Colleges are trying to help. Amherst College, for example, has gone so far as to open a year-round dorm so that housing- and food-insecure students have a place to stay and get food during times when the normal dorms are closed. Last year, California passed legislation that requires its public colleges to apply to participate in local food assistance programs. It also established funding for college food pantries as part of the state’s Emergency Food Assistance Program.

Many institutions have opened up such food pantries in recent years. Nearly 400 schools are now part of the College and University Food Bank Alliance. Four years ago, the organization had just 15 members. One member, George Washington University, opened its food bank last year. Within a month, more than 250 students were using the pantry each day.

Colleges have had to step up, not only to address the immense needs of their students, but because little help is coming from anywhere else.

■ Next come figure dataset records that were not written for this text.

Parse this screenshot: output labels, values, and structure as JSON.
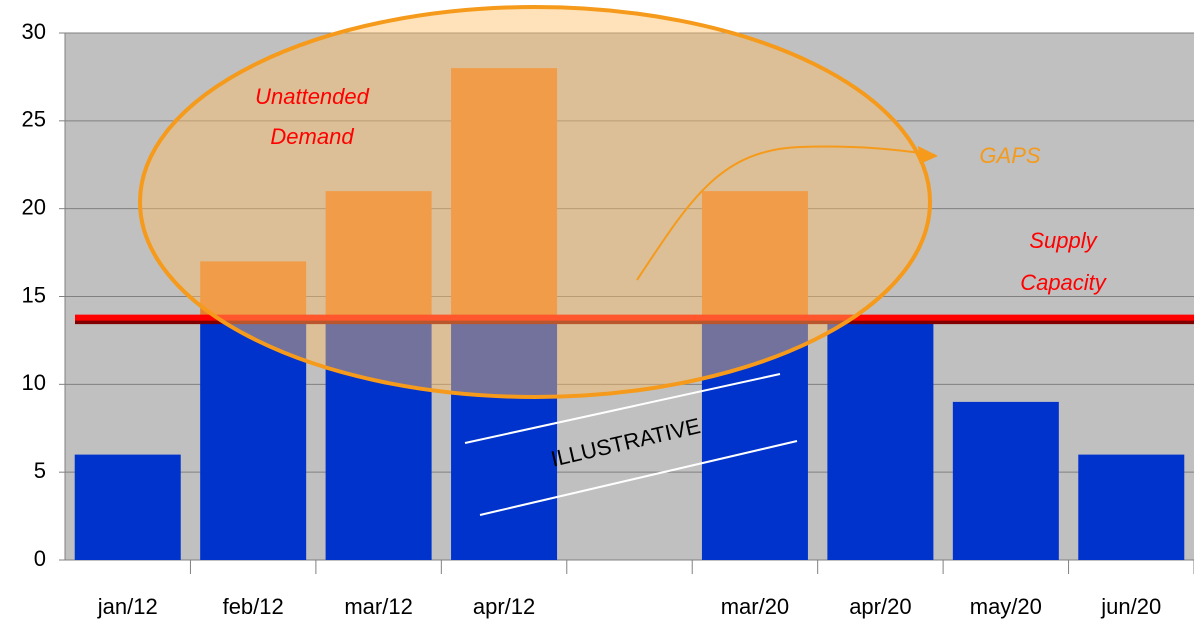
{
  "chart_data": {
    "type": "bar",
    "stacked": true,
    "categories": [
      "jan/12",
      "feb/12",
      "mar/12",
      "apr/12",
      null,
      "mar/20",
      "apr/20",
      "may/20",
      "jun/20"
    ],
    "series": [
      {
        "color": "#0033cc",
        "values": [
          6,
          13.8,
          13.8,
          13.8,
          null,
          13.8,
          13.8,
          9,
          6
        ]
      },
      {
        "color": "#e68033",
        "values": [
          null,
          3.2,
          7.2,
          14.2,
          null,
          7.2,
          null,
          null,
          null
        ]
      }
    ],
    "capacity_line": 13.8,
    "capacity_color": "#ff0000",
    "ylim": [
      0,
      30
    ],
    "yticks": [
      0,
      5,
      10,
      15,
      20,
      25,
      30
    ],
    "grid": true,
    "annotations": {
      "demand": "Unattended Demand",
      "gaps": "GAPS",
      "supply": "Supply Capacity",
      "illustrative": "ILLUSTRATIVE"
    }
  }
}
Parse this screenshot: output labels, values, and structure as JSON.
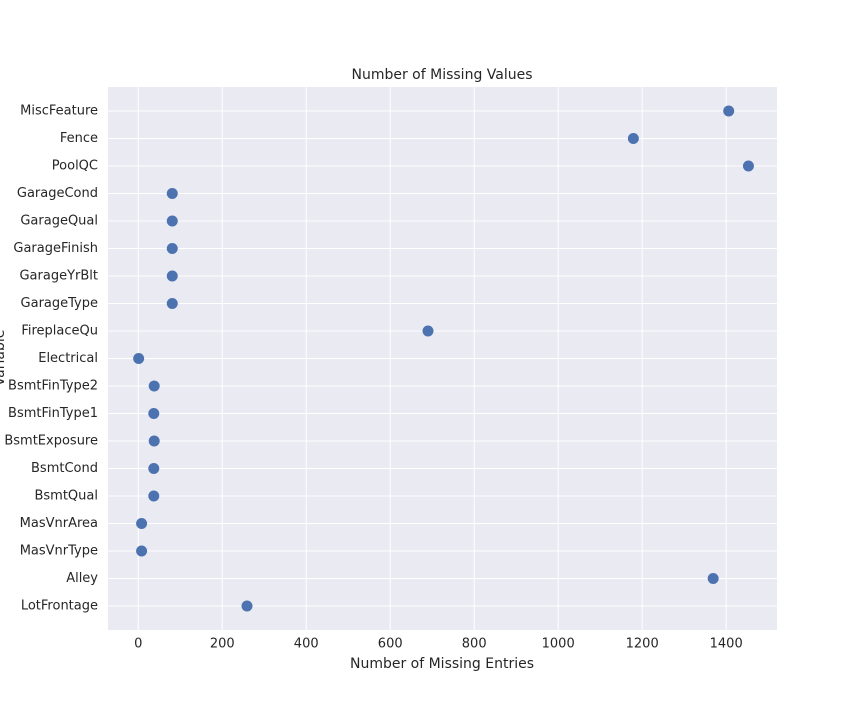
{
  "chart_data": {
    "type": "scatter",
    "title": "Number of Missing Values",
    "x_label": "Number of Missing Entries",
    "y_label": "Variable",
    "categories": [
      "MiscFeature",
      "Fence",
      "PoolQC",
      "GarageCond",
      "GarageQual",
      "GarageFinish",
      "GarageYrBlt",
      "GarageType",
      "FireplaceQu",
      "Electrical",
      "BsmtFinType2",
      "BsmtFinType1",
      "BsmtExposure",
      "BsmtCond",
      "BsmtQual",
      "MasVnrArea",
      "MasVnrType",
      "Alley",
      "LotFrontage"
    ],
    "values": [
      1406,
      1179,
      1453,
      81,
      81,
      81,
      81,
      81,
      690,
      1,
      38,
      37,
      38,
      37,
      37,
      8,
      8,
      1369,
      259
    ],
    "color": "#4c72b0",
    "xlim": [
      -72,
      1521
    ],
    "xticks": [
      0,
      200,
      400,
      600,
      800,
      1000,
      1200,
      1400
    ],
    "grid": true
  }
}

As a country, we are ignoring the problem. The systems currently in place for keeping Americans from starving do not translate well to college campuses. While a growing number of college students are enrolled in the federal Supplemental Nutrition Assistance Program (SNAP), the vast majority cannot use those benefits on campus.

As of 2016, just two college campuses were known to have cleared the many hurdles that prevent colleges from participating the program.

At a minimum, the federal government should require the states to track graduation rates for food insecure students. Sara Goldrick-Rab, a professor at Temple University and a leading expert on student hunger, has proposed extending the National School Lunch Program from schoolchildren to college students, and extending subsidized housing and transportation to college students. But this is hardly enough.

Many food insecure students are also homeless. The University of Wisconsin study found that 14 percent of community college students are currently experienced homelessness. They require counseling, shelter, and often clothing subsidies and emergency funds.

We need to do much more to facilitate these struggling students’ success.